Matter of the Manor explores alternative ways to engage with the re-inhabitation of historic places in order to include the forceful emotional affect that these sites elicit in their surrounding communities. The project uses Wymering Manor, a 16th Century house in Cosham, Portsmouth, UK, as a case study to examine the ways in which subjective experiences and emotions can be represented in the future of city making. The house provides a space of cultural and historical ‘affect’ in the middle of a suburban setting where local people are invited to engage through volunteering or as an audience member to one of its varied events. The volunteers are drawn into the house looking to connect with others, with history and the pleasure of being in a historic building. Through the collective daily acts and the physical poetics of hoovering, taking tours, dusting, making tea and decorating they embody the manor; as a result of repetition of these gestures the house becomes part of those that visit it. The richness of its surfaces, the smell of damp, the crumbling timber and dust made by larvae beetle slowly eating away at its core all create an overwhelming sense of affect. New digital technologies are used to rethink the tangible and intangible effects of the house and create magical transitions between the body, imagination and place. The house heads in a new direction without a fixed plan or future but one where the many voices of the volunteers and its non-human inhabitants effect its many potential futures. It creates a vehicle to re-think architectural production and practices and develops a space to include the everyday longings and desires of the communities in the future of cities, to form resilience through actions of care and found magic.

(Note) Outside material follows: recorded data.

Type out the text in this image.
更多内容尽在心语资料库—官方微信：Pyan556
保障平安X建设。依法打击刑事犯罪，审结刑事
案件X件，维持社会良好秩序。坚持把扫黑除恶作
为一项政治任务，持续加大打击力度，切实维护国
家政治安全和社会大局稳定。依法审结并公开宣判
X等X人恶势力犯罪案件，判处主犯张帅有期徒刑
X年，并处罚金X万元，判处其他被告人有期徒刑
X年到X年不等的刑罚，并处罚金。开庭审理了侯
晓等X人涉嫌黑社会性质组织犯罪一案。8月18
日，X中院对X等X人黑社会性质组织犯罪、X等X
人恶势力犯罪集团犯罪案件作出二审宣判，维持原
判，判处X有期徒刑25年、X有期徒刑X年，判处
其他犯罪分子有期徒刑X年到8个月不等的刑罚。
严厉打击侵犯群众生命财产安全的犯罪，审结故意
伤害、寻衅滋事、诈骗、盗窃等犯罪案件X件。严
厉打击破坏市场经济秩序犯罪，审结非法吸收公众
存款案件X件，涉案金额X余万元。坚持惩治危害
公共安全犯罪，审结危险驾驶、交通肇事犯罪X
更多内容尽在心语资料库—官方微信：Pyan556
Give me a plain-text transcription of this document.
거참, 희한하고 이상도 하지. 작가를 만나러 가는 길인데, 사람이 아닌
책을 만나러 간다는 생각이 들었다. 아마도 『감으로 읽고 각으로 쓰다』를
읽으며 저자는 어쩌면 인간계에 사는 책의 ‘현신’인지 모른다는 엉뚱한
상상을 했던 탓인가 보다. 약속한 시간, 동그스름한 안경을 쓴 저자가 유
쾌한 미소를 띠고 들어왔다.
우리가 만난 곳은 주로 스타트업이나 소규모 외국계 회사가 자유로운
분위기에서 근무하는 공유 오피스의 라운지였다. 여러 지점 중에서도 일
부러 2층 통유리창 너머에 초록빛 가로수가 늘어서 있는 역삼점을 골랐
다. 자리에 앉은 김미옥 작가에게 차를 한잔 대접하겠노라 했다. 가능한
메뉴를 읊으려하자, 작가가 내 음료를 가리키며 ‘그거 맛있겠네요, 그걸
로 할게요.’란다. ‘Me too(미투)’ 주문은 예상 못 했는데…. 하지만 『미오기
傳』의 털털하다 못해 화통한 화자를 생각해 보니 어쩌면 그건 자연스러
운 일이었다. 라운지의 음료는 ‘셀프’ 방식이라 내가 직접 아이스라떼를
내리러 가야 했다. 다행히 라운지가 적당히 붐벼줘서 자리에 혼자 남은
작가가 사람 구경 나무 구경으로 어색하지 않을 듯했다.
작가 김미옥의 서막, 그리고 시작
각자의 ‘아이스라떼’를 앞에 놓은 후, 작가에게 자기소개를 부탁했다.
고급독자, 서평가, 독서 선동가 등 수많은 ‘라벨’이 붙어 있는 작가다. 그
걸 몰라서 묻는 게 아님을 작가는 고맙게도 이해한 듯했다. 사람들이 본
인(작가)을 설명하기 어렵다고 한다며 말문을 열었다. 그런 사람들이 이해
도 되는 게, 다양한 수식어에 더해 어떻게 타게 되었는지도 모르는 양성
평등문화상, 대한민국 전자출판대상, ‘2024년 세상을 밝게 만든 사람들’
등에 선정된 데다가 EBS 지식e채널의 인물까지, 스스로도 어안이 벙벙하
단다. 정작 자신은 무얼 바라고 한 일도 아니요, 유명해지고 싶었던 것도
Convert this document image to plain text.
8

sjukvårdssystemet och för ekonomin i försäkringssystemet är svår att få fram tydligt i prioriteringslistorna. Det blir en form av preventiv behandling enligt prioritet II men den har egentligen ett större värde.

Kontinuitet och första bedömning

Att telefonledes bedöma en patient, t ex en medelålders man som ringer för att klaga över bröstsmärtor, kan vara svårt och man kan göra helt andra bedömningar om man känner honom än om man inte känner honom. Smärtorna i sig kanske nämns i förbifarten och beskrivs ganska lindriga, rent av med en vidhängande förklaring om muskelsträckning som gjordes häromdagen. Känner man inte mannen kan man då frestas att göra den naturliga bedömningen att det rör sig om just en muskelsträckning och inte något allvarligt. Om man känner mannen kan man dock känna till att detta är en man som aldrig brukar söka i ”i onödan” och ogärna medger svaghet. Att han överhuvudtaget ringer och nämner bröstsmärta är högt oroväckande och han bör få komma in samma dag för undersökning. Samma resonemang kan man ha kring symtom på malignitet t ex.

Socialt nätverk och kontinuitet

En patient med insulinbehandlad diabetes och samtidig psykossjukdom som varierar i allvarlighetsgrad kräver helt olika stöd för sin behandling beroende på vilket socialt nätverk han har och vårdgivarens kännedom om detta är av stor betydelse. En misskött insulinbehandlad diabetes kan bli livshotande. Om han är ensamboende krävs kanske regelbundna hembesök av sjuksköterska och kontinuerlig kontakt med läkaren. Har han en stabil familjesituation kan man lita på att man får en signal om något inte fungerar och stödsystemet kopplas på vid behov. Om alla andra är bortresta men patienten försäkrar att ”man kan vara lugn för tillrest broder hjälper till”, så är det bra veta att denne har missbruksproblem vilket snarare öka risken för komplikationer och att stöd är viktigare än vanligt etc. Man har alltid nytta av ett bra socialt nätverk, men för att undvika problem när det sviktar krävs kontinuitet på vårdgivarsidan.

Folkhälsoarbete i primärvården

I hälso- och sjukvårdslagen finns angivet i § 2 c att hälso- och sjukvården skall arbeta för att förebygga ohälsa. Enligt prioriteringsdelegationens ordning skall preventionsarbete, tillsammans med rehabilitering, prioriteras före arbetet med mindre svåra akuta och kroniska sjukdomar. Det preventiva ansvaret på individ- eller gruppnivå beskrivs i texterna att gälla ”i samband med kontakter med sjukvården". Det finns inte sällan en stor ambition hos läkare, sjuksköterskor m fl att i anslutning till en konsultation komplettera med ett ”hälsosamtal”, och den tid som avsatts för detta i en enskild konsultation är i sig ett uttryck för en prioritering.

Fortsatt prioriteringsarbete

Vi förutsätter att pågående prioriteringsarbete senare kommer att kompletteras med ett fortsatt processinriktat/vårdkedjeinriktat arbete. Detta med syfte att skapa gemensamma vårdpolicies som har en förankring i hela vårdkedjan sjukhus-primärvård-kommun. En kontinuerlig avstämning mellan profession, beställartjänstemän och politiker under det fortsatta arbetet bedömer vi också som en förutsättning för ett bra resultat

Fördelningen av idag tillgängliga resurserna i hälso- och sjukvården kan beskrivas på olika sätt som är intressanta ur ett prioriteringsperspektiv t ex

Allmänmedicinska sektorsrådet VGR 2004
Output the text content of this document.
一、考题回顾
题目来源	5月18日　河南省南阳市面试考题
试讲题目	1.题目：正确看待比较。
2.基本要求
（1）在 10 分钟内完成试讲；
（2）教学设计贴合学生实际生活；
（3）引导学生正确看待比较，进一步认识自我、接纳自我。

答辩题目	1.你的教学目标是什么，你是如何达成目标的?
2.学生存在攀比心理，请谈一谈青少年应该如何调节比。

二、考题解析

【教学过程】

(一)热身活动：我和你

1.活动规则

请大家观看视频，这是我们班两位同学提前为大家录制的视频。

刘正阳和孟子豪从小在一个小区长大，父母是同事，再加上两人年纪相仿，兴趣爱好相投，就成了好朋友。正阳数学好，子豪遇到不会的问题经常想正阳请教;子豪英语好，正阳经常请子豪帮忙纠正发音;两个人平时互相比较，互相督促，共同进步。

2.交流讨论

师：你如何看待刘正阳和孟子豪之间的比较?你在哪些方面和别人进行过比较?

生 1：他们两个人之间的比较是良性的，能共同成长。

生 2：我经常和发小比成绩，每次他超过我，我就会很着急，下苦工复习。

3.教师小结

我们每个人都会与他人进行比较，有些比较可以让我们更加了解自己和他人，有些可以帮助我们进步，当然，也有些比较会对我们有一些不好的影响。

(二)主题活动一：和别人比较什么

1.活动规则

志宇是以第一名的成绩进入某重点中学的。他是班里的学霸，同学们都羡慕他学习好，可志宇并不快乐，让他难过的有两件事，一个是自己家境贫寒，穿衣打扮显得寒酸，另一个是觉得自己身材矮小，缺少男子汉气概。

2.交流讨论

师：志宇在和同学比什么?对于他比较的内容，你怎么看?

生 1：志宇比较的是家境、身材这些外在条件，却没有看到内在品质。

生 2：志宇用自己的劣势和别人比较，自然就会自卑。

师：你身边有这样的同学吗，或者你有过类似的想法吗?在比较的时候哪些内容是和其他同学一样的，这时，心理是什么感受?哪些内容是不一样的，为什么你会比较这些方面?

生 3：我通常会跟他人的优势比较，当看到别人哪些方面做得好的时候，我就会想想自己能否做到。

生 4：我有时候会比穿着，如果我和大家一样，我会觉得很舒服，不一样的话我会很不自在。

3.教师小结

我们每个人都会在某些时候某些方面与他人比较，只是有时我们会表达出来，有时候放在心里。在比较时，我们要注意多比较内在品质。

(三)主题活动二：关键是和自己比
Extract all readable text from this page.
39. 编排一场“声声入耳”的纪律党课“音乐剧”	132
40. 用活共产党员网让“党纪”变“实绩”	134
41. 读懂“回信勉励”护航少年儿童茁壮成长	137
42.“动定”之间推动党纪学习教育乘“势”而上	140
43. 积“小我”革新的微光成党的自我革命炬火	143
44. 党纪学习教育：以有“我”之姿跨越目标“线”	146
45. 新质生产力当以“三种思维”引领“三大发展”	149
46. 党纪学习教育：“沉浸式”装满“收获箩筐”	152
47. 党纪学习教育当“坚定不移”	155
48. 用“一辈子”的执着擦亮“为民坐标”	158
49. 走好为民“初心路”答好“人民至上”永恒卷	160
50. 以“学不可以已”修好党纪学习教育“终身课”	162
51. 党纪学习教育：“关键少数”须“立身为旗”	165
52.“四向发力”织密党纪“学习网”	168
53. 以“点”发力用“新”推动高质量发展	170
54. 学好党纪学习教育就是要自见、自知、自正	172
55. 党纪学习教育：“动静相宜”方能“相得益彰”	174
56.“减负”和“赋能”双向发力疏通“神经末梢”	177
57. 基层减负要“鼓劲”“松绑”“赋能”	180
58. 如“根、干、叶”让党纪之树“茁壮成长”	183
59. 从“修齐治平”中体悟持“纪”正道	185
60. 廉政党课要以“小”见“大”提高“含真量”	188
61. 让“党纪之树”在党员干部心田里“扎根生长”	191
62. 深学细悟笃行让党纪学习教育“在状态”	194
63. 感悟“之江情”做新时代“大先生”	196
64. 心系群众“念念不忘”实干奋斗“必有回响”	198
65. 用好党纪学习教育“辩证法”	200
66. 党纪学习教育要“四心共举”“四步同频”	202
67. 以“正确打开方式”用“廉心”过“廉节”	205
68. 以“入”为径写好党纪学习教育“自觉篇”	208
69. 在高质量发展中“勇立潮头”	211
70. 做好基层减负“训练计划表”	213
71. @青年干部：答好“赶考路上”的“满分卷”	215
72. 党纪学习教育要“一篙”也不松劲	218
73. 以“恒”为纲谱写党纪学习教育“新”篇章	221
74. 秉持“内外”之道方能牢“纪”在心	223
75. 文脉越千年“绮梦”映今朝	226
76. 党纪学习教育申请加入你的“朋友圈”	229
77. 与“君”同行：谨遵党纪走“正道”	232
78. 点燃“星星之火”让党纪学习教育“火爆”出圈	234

Maggie Bowers’ research is located within the fields of postcolonial and North American writing. Having focussed her undergraduate studies on American literature, she specialised in Canadian women’s writing for her MA and then multi-ethnic women’s writing for her Phd. she taught at the University of Kent and the University of Antwerp before coming to Portsmouth. Bowers has also worked for Wasafiri (the journal for international contemporary writing) and the European Commission. She has published on magical realism, Indian women’s writing in English, African American women’s writing, Asian American writing, and Native American writing. She has a particular interest in the intersections of narrative form, ritualistic and political aspects of literature.
Belinda Mitchell’s work focuses on drawing as a critical and gendered means for understanding interior space. Her research takes place through interdisciplinary processes and her current work engages with Wymering Manor, a 16th century house in Cosham, where she has developed experimental heritage practices to represent the intangible qualities of historic settings. Recent publications include Matter of the Manor (2018) Journal of Interior Design, Wiley, Thresholds of the Future (2019) Interior Futures, Crucible USA and Drawing IN: Bodies in Motion (2022) Remote Practices, Architecture at a Distance, Lund Humphries. Recently she exhibited at the Espacio Gallery, London with degrees of freedom, in Osmosis (2022) a collaborative exhibition with artists working at the intersection of language, place and materiality, and she was shortlisted in the Architectural Drawing Prize, hybrid drawing category, at the World Architecture Festival 2022.